My Policeman
~ A Capsule Book Review by Allen Kopp ~
My Policeman, a novel by Bethan Roberts, is set mostly in 1957 in the seaside town of Brighton, England. Marion Taylor is an unmarried teacher of small children. There is a man she likes named Tom Burgess. She doesn’t understand Tom very well; she wonders why he is cool toward her and rather aloof. He is handsome, blond, athletic and well-built; he goes swimming in the sea every morning and he eventually teaches her to swim.
Tom is what might be called a straight-arrow type. As a police officer, he is interested in projecting an image of conventionality and respectability. Marion falls in love with him, while he remains blasé on the whole matter of courtship and marriage. She begins to suspect he is gay but believes that she can get him to change, if only he will marry her. Because marriage is what is expected of every young man and because he must project an image of respectability to the world, Tom marries Marion. We can see it’s a marriage that probably isn’t going to be a smashing success.

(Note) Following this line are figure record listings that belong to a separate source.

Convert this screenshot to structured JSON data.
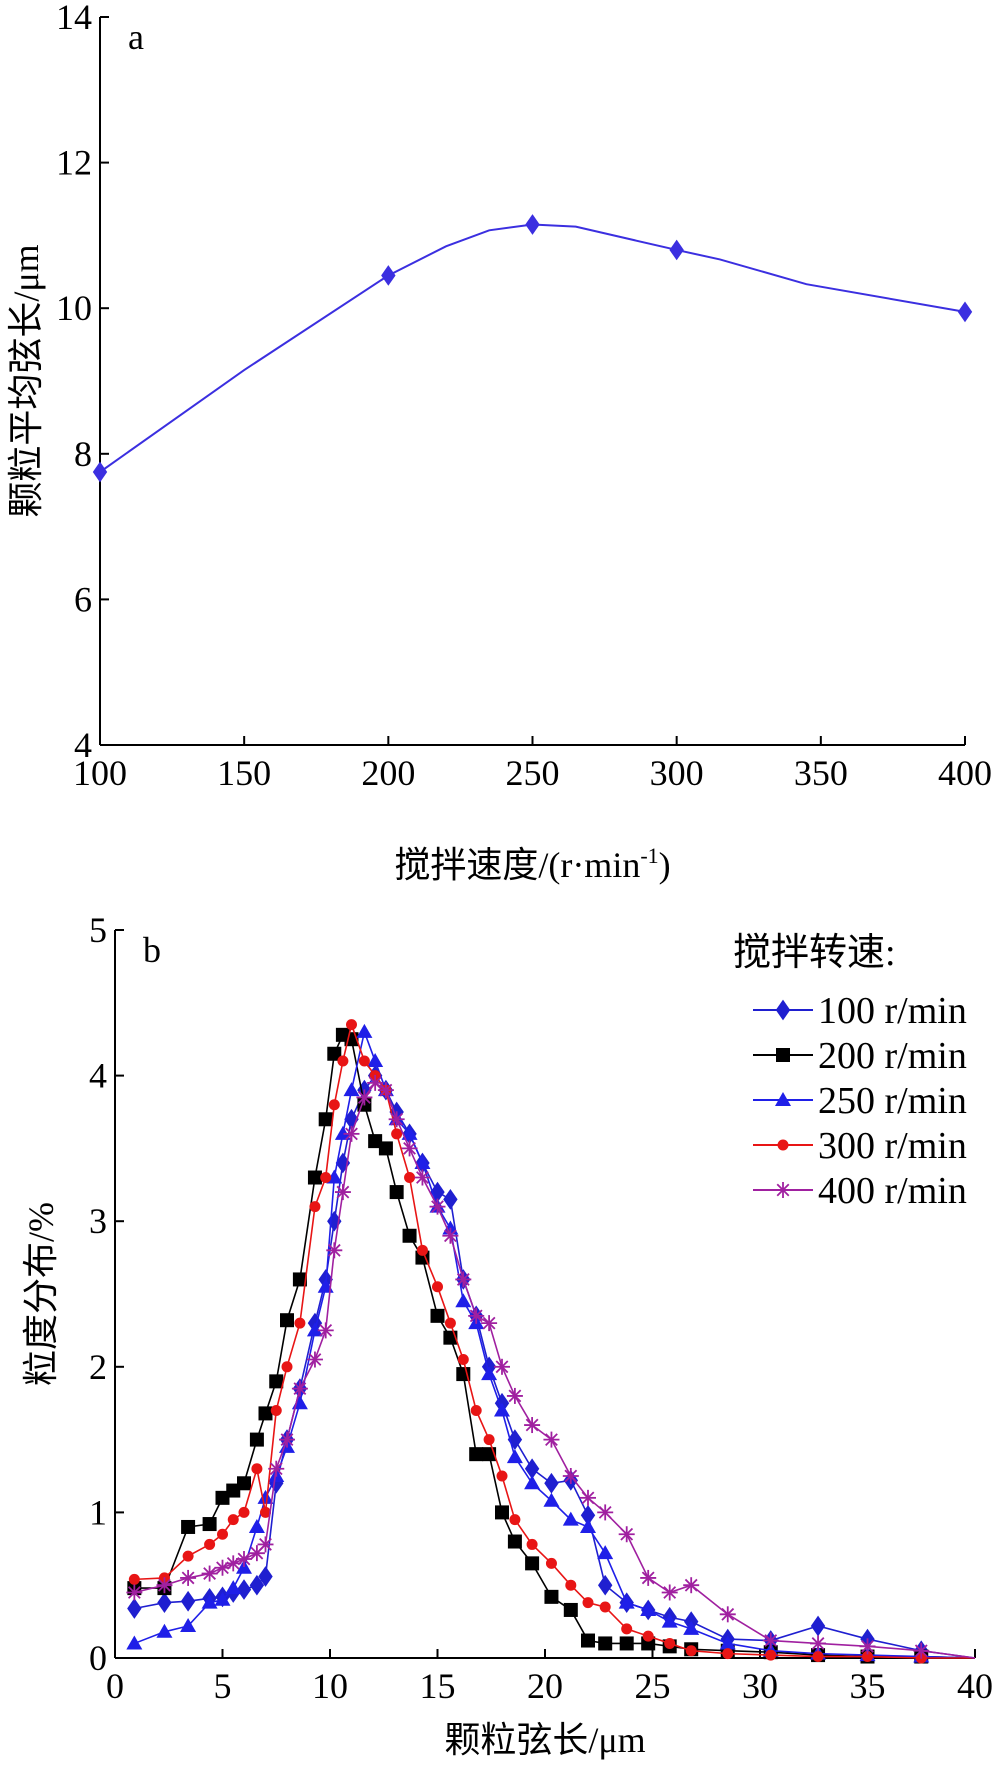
{
  "chart_data": [
    {
      "type": "line",
      "panel_label": "a",
      "xlabel_main": "搅拌速度/(r·min",
      "xlabel_sup": "-1",
      "xlabel_close": ")",
      "ylabel": "颗粒平均弦长/μm",
      "xlim": [
        100,
        400
      ],
      "ylim": [
        4,
        14
      ],
      "x_ticks": [
        100,
        150,
        200,
        250,
        300,
        350,
        400
      ],
      "y_ticks": [
        4,
        6,
        8,
        10,
        12,
        14
      ],
      "x_tick_labels": [
        "100",
        "150",
        "200",
        "250",
        "300",
        "350",
        "400"
      ],
      "y_tick_labels": [
        "4",
        "6",
        "8",
        "10",
        "12",
        "14"
      ],
      "grid": false,
      "color": "#3b2fe0",
      "x": [
        100,
        200,
        250,
        300,
        400
      ],
      "y": [
        7.75,
        10.45,
        11.15,
        10.8,
        9.95
      ],
      "curve_x": [
        100,
        150,
        200,
        220,
        235,
        250,
        265,
        300,
        315,
        345,
        400
      ],
      "curve_y": [
        7.75,
        9.15,
        10.45,
        10.85,
        11.07,
        11.15,
        11.12,
        10.8,
        10.67,
        10.33,
        9.95
      ]
    },
    {
      "type": "line",
      "panel_label": "b",
      "xlabel": "颗粒弦长/μm",
      "ylabel": "粒度分布/%",
      "xlim": [
        0,
        40
      ],
      "ylim": [
        0,
        5
      ],
      "x_ticks": [
        0,
        5,
        10,
        15,
        20,
        25,
        30,
        35,
        40
      ],
      "y_ticks": [
        0,
        1,
        2,
        3,
        4,
        5
      ],
      "x_tick_labels": [
        "0",
        "5",
        "10",
        "15",
        "20",
        "25",
        "30",
        "35",
        "40"
      ],
      "y_tick_labels": [
        "0",
        "1",
        "2",
        "3",
        "4",
        "5"
      ],
      "grid": false,
      "legend_title": "搅拌转速:",
      "legend_position": "top-right",
      "series": [
        {
          "name": "100 r/min",
          "color": "#1f1fd0",
          "marker": "diamond",
          "x": [
            0.9,
            2.3,
            3.4,
            4.4,
            5.0,
            5.5,
            6.0,
            6.6,
            7.0,
            7.5,
            8.0,
            8.6,
            9.3,
            9.8,
            10.2,
            10.6,
            11.0,
            11.6,
            12.1,
            12.6,
            13.1,
            13.7,
            14.3,
            15.0,
            15.6,
            16.2,
            16.8,
            17.4,
            18.0,
            18.6,
            19.4,
            20.3,
            21.2,
            22.0,
            22.8,
            23.8,
            24.8,
            25.8,
            26.8,
            28.5,
            30.5,
            32.7,
            35.0,
            37.5,
            40.0
          ],
          "y": [
            0.34,
            0.38,
            0.39,
            0.41,
            0.42,
            0.45,
            0.47,
            0.5,
            0.56,
            1.2,
            1.5,
            1.85,
            2.3,
            2.6,
            3.0,
            3.4,
            3.7,
            3.9,
            4.0,
            3.9,
            3.75,
            3.6,
            3.4,
            3.2,
            3.15,
            2.6,
            2.35,
            2.0,
            1.75,
            1.5,
            1.3,
            1.2,
            1.22,
            0.98,
            0.5,
            0.38,
            0.33,
            0.28,
            0.25,
            0.13,
            0.12,
            0.22,
            0.13,
            0.05,
            0.0
          ]
        },
        {
          "name": "200 r/min",
          "color": "#000000",
          "marker": "square",
          "x": [
            0.9,
            2.3,
            3.4,
            4.4,
            5.0,
            5.5,
            6.0,
            6.6,
            7.0,
            7.5,
            8.0,
            8.6,
            9.3,
            9.8,
            10.2,
            10.6,
            11.0,
            11.6,
            12.1,
            12.6,
            13.1,
            13.7,
            14.3,
            15.0,
            15.6,
            16.2,
            16.8,
            17.4,
            18.0,
            18.6,
            19.4,
            20.3,
            21.2,
            22.0,
            22.8,
            23.8,
            24.8,
            25.8,
            26.8,
            28.5,
            30.5,
            32.7,
            35.0,
            37.5,
            40.0
          ],
          "y": [
            0.48,
            0.48,
            0.9,
            0.92,
            1.1,
            1.15,
            1.2,
            1.5,
            1.68,
            1.9,
            2.32,
            2.6,
            3.3,
            3.7,
            4.15,
            4.28,
            4.25,
            3.8,
            3.55,
            3.5,
            3.2,
            2.9,
            2.75,
            2.35,
            2.2,
            1.95,
            1.4,
            1.4,
            1.0,
            0.8,
            0.65,
            0.42,
            0.33,
            0.12,
            0.1,
            0.1,
            0.1,
            0.08,
            0.06,
            0.05,
            0.04,
            0.02,
            0.01,
            0.01,
            0.0
          ]
        },
        {
          "name": "250 r/min",
          "color": "#1f1fe8",
          "marker": "triangle",
          "x": [
            0.9,
            2.3,
            3.4,
            4.4,
            5.0,
            5.5,
            6.0,
            6.6,
            7.0,
            7.5,
            8.0,
            8.6,
            9.3,
            9.8,
            10.2,
            10.6,
            11.0,
            11.6,
            12.1,
            12.6,
            13.1,
            13.7,
            14.3,
            15.0,
            15.6,
            16.2,
            16.8,
            17.4,
            18.0,
            18.6,
            19.4,
            20.3,
            21.2,
            22.0,
            22.8,
            23.8,
            24.8,
            25.8,
            26.8,
            28.5,
            30.5,
            32.7,
            35.0,
            37.5,
            40.0
          ],
          "y": [
            0.1,
            0.18,
            0.22,
            0.38,
            0.4,
            0.48,
            0.62,
            0.9,
            1.1,
            1.25,
            1.45,
            1.75,
            2.25,
            2.55,
            3.3,
            3.6,
            3.9,
            4.3,
            4.1,
            3.9,
            3.7,
            3.6,
            3.4,
            3.1,
            2.95,
            2.45,
            2.3,
            1.95,
            1.7,
            1.38,
            1.2,
            1.08,
            0.95,
            0.9,
            0.72,
            0.38,
            0.33,
            0.25,
            0.2,
            0.1,
            0.05,
            0.03,
            0.02,
            0.01,
            0.0
          ]
        },
        {
          "name": "300 r/min",
          "color": "#e81515",
          "marker": "circle",
          "x": [
            0.9,
            2.3,
            3.4,
            4.4,
            5.0,
            5.5,
            6.0,
            6.6,
            7.0,
            7.5,
            8.0,
            8.6,
            9.3,
            9.8,
            10.2,
            10.6,
            11.0,
            11.6,
            12.1,
            12.6,
            13.1,
            13.7,
            14.3,
            15.0,
            15.6,
            16.2,
            16.8,
            17.4,
            18.0,
            18.6,
            19.4,
            20.3,
            21.2,
            22.0,
            22.8,
            23.8,
            24.8,
            25.8,
            26.8,
            28.5,
            30.5,
            32.7,
            35.0,
            37.5,
            40.0
          ],
          "y": [
            0.54,
            0.55,
            0.7,
            0.78,
            0.85,
            0.95,
            1.0,
            1.3,
            1.0,
            1.7,
            2.0,
            2.3,
            3.1,
            3.3,
            3.8,
            4.1,
            4.35,
            4.1,
            4.0,
            3.9,
            3.6,
            3.3,
            2.8,
            2.55,
            2.3,
            2.05,
            1.7,
            1.5,
            1.25,
            0.95,
            0.78,
            0.65,
            0.5,
            0.38,
            0.35,
            0.2,
            0.15,
            0.1,
            0.05,
            0.03,
            0.02,
            0.01,
            0.01,
            0.0,
            0.0
          ]
        },
        {
          "name": "400 r/min",
          "color": "#a020a0",
          "marker": "star",
          "x": [
            0.9,
            2.3,
            3.4,
            4.4,
            5.0,
            5.5,
            6.0,
            6.6,
            7.0,
            7.5,
            8.0,
            8.6,
            9.3,
            9.8,
            10.2,
            10.6,
            11.0,
            11.6,
            12.1,
            12.6,
            13.1,
            13.7,
            14.3,
            15.0,
            15.6,
            16.2,
            16.8,
            17.4,
            18.0,
            18.6,
            19.4,
            20.3,
            21.2,
            22.0,
            22.8,
            23.8,
            24.8,
            25.8,
            26.8,
            28.5,
            30.5,
            32.7,
            35.0,
            37.5,
            40.0
          ],
          "y": [
            0.45,
            0.5,
            0.55,
            0.58,
            0.62,
            0.65,
            0.68,
            0.72,
            0.78,
            1.3,
            1.5,
            1.85,
            2.05,
            2.25,
            2.8,
            3.2,
            3.6,
            3.85,
            3.95,
            3.9,
            3.7,
            3.5,
            3.3,
            3.1,
            2.9,
            2.6,
            2.35,
            2.3,
            2.0,
            1.8,
            1.6,
            1.5,
            1.25,
            1.1,
            1.0,
            0.85,
            0.55,
            0.45,
            0.5,
            0.3,
            0.12,
            0.1,
            0.08,
            0.05,
            0.0
          ]
        }
      ]
    }
  ]
}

Tom meets a man thirteen years older than himself named Patrick Hazelwood. Patrick is worldly and sophisticated; he works as a curator in a museum and knows the world of art, music and books. He is also unabashedly gay, at a time in England when sexual activity between men was still a crime and punishable by confinement in prison.
Patrick and Tom begin a “discreet” relationship, although Tom, as a police constable, must be very careful that his “secret” is never revealed. Marion knows that Tom and Patrick are “friends” but doesn’t suspect (at first) the true nature of the relationship. She wants to believe that Tom, with her help, might be cured of his “affliction.” (None so blind as those who will not see.)
Patrick invites Tom to go on a trip with him to romantic Venice. While Tom thinks there is nothing wrong with the two of them going to Venice together, Marion, as Tom’s wife, doesn’t take it well; she is jealous and moved to commit an uncharitable act, to put it mildly. It is this trip to Venice that provides the catalyst for the novel’s tragic third act.
The novel alternates between first-person passages narrated first by Marion and then by Patrick. They are both besotted with Tom. While most of the action takes place in the late 1950s, some of the novel is set in the late 1990s, showing how these three characters change over forty years through the unique dynamic they share.
My Policeman espouses the themes of jealousy, guilt, and the stupidity of laws that govern human sexual behavior (the lengths to which these laws force people to go to conceal their true natures). It is a memorable, intelligent, adult story. It’s not a story I would recommend to my elderly mother but, then, she and I are tuned to completely different frequencies.